10K80 by Malcolm Lemmons October 10, 2019
Have you ever had an extremely long to-do list, only to end up accomplishing less than half of it by the end of the day?
Or have you been in the midst of doing something important and for no reason at all, you randomly got distracted and started scrolling through social media? Or have you recently been mid-sentence and suddenly lost your train of thought?
Regardless of where you come from, I’m sure you’ve encountered at least one or two of these things happening to you.
Every day we’re clogged and pulled away by preoccupations, diversions, and interruptions. Every day we’re filled with thoughts, ideas, and external consumption.
Every day our obligations, priorities, and activities just increase in size. It’s like we seem to have way more to do than ever before, but way less time to do it.
Like kids in a candy store, there are too many options to choose from. There are so many things we could be doing and people we could be hanging out with. So many careers and opportunities we could pursue.
But were either too far on either end of the spectrum trying to pursue it all or paralyzed to do anything because of the unlimited choices we have in our faces. Most of the time we’re so focused on trying to go fast that we forget to check to see if we’re even going in the right direction.
We all want to reach success, but a lot of us don’t know the first thing about finding it in our own lives.
In a world where everyone is looking for the blueprint to a better life, the few who find it and get the most done consistently, rely on simplifying their life by doing these several things:
I’ll set the record straight right now. There is no such thing as multitasking as bad as you might want it to exist. When you’re so-called “multi-tasking” what you’re really doing is simply switching from task to task.
You’re not doing two things simultaneously. It’s impossible. Humans aren’t biologically wired to be able to process two events at one time. We can only focus on one thing at a time.

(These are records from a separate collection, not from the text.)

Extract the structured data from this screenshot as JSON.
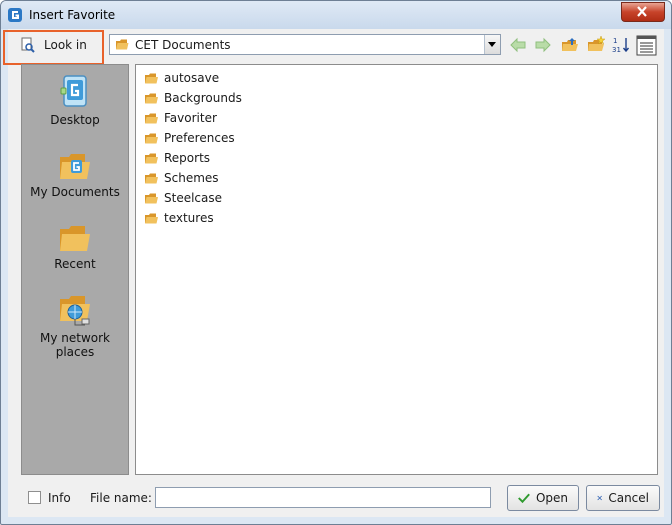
{
  "window": {
    "title": "Insert Favorite"
  },
  "toolbar": {
    "look_in_label": "Look in",
    "look_in_value": "CET Documents"
  },
  "places": [
    {
      "label": "Desktop",
      "icon": "desktop-icon"
    },
    {
      "label": "My Documents",
      "icon": "my-documents-icon"
    },
    {
      "label": "Recent",
      "icon": "recent-folder-icon"
    },
    {
      "label": "My network places",
      "icon": "network-places-icon"
    }
  ],
  "files": [
    "autosave",
    "Backgrounds",
    "Favoriter",
    "Preferences",
    "Reports",
    "Schemes",
    "Steelcase",
    "textures"
  ],
  "bottom": {
    "info_label": "Info",
    "file_name_label": "File name:",
    "file_name_value": "",
    "open_label": "Open",
    "cancel_label": "Cancel"
  },
  "colors": {
    "highlight": "#e8622b",
    "places_bg": "#a9a9a9",
    "folder": "#e8b04b"
  }
}
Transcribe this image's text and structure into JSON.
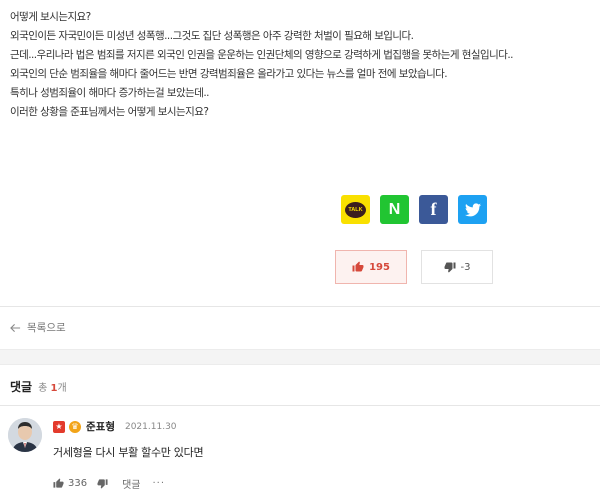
{
  "article": {
    "lines": [
      "어떻게 보시는지요?",
      "외국인이든 자국민이든 미성년 성폭행...그것도 집단 성폭행은 아주 강력한 처벌이 필요해 보입니다.",
      "근데...우리나라 법은 범죄를 저지른 외국인 인권을 운운하는 인권단체의 영향으로 강력하게 법집행을 못하는게 현실입니다..",
      "외국인의 단순 범죄율을 해마다 줄어드는 반면 강력범죄율은 올라가고 있다는 뉴스를 얼마 전에 보았습니다.",
      "특히나 성범죄율이 해마다 증가하는걸 보았는데..",
      "이러한 상황을 준표님께서는 어떻게 보시는지요?"
    ]
  },
  "share": {
    "kakao_label": "TALK",
    "naver_label": "N",
    "facebook_label": "f"
  },
  "votes": {
    "up_count": "195",
    "down_count": "-3"
  },
  "nav": {
    "back_label": "목록으로"
  },
  "comments": {
    "title": "댓글",
    "count_prefix": "총 ",
    "count_value": "1",
    "count_suffix": "개",
    "items": [
      {
        "author": "준표형",
        "date": "2021.11.30",
        "text": "거세형을 다시 부활 할수만 있다면",
        "likes": "336",
        "reply_label": "댓글",
        "more_label": "···"
      }
    ]
  },
  "colors": {
    "like_red": "#d6493b",
    "kakao": "#f9e000",
    "naver": "#21c532",
    "facebook": "#3b5998",
    "twitter": "#1da1f2"
  }
}
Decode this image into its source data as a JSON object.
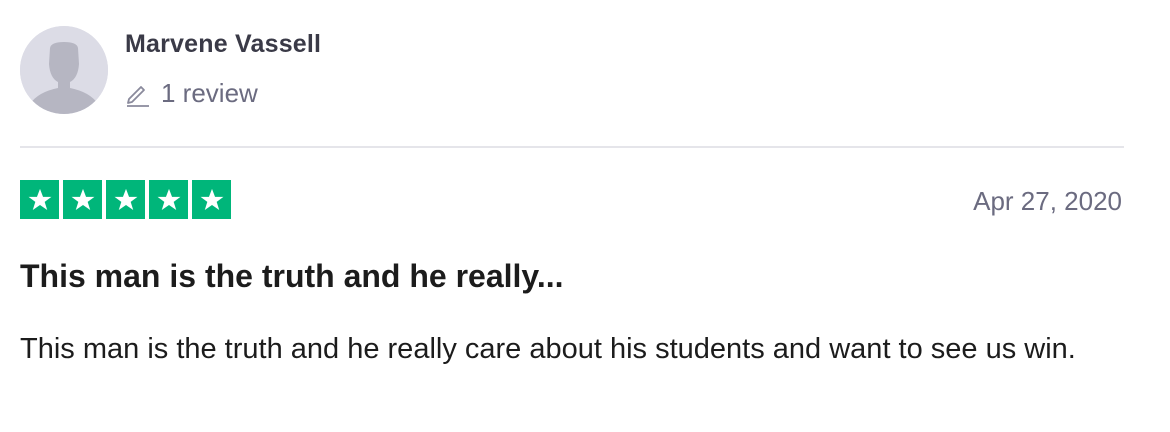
{
  "reviewer": {
    "name": "Marvene Vassell",
    "review_count": "1 review",
    "avatar_icon": "user-silhouette-icon"
  },
  "rating": {
    "stars": 5,
    "max_stars": 5,
    "star_color": "#00b67a",
    "star_icon": "star-icon"
  },
  "review": {
    "date": "Apr 27, 2020",
    "title": "This man is the truth and he really...",
    "body": "This man is the truth and he really care about his students and want to see us win."
  },
  "icons": {
    "review_count_icon": "pencil-icon"
  },
  "colors": {
    "name_text": "#3a3a47",
    "muted_text": "#6b6b80",
    "divider": "#e5e5ea",
    "avatar_bg": "#dcdce6",
    "avatar_fg": "#b6b6c2"
  }
}
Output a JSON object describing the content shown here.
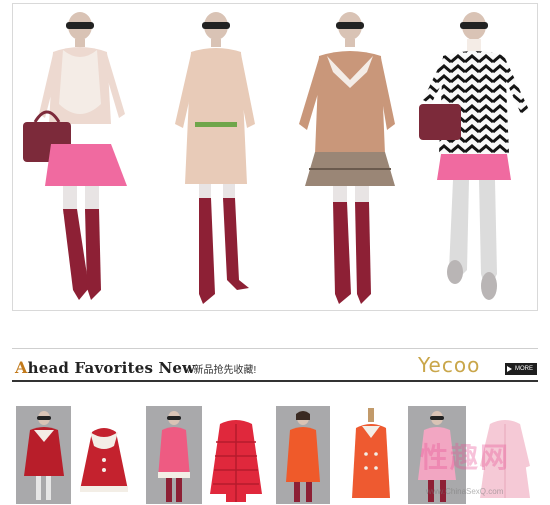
{
  "section": {
    "title_first_letter": "A",
    "title_rest": "head Favorites New",
    "title_cn": "/ 新品抢先收藏!",
    "brand": "Yecoo",
    "more_label": "MORE"
  },
  "watermark": {
    "logo_text": "性趣网",
    "url": "www.ChinaSexQ.com"
  },
  "colors": {
    "accent_letter": "#c27a1b",
    "brand_gold": "#c9a64a",
    "rule_dark": "#333333"
  },
  "hero_models": [
    {
      "name": "model-pink-skirt-bag"
    },
    {
      "name": "model-lace-dress"
    },
    {
      "name": "model-tiered-skirt"
    },
    {
      "name": "model-zigzag-sweater"
    }
  ],
  "thumbnails": [
    {
      "name": "thumb-red-cape-model"
    },
    {
      "name": "thumb-red-cape-product"
    },
    {
      "name": "thumb-pink-coat-model"
    },
    {
      "name": "thumb-red-puffer-jacket"
    },
    {
      "name": "thumb-orange-coat-model"
    },
    {
      "name": "thumb-orange-coat-mannequin"
    },
    {
      "name": "thumb-pink-dress-model"
    },
    {
      "name": "thumb-pink-coat-product"
    }
  ]
}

So narrow down. Lock-in. And choose the one thing you’re going to divert all of your attention too at any given moment.
TVs, texts, social media, notifications, emails, etc… All of these things intrude on your daily life, but few of them benefit you in terms of productivity. If it’s not serving you for the better, get rid of it. I do the vast majority of my work, with my phone in the other room so I’m not tempted to even touch it or think about it.
I’ve heard other people go to extremes such as deleting every app on their phone and cutting it off during the day. Figure out what strategy works best for you and put it into daily practice.
You’ll increase your productivity by 10x.
We become who we are, not by the things we do every once in a while, but by the things we do consistently.
Routines are important because distractions will always get in the way. If you can build a stable schedule for yourself, not only will it simplify your day and free up your mind, but it will also allow you to build skills day after day, and you’ll know exactly what you’re working towards while helping you track your progress.
Success for you could mean making a million dollars a year. It could mean freedom and complete autonomy over your day. It could mean winning awards and having luxurious things. I’m not here to critique or judge.
But I’ve always believed that you need to have a destination in mind well before you start your journey. Think deeply about what success looks like in your life. Get clear on what you want to accomplish and the lifestyle you want to live.
If you start and don’t know where you’re going, how will you know when you actually get there?
Life shouldn’t be all about work.
Successful people don’t try to build Rome in a day. They know that nothing great happens overnight so when it’s time to stop working — they stop. They know when to put down the phone, or computer and spend leisure time with their family or read a book.
There is no ultimate balance, but drawing the line and standing firmly by it is still important. You should never be living to make money. Instead, you should only make money so you can live. And know when enough is enough.
The problem usually lies where we think that we need more when really we need less. Less noise, minimal commitments, and fewer things. Less of everything gives up times to see what really matters. It shows us how to simplify our lives to figure out what we’re meant to do on this planet.
Success is never as far as we think it is. It just requires you to create these slight shifts in your life and figure out what you’re working towards.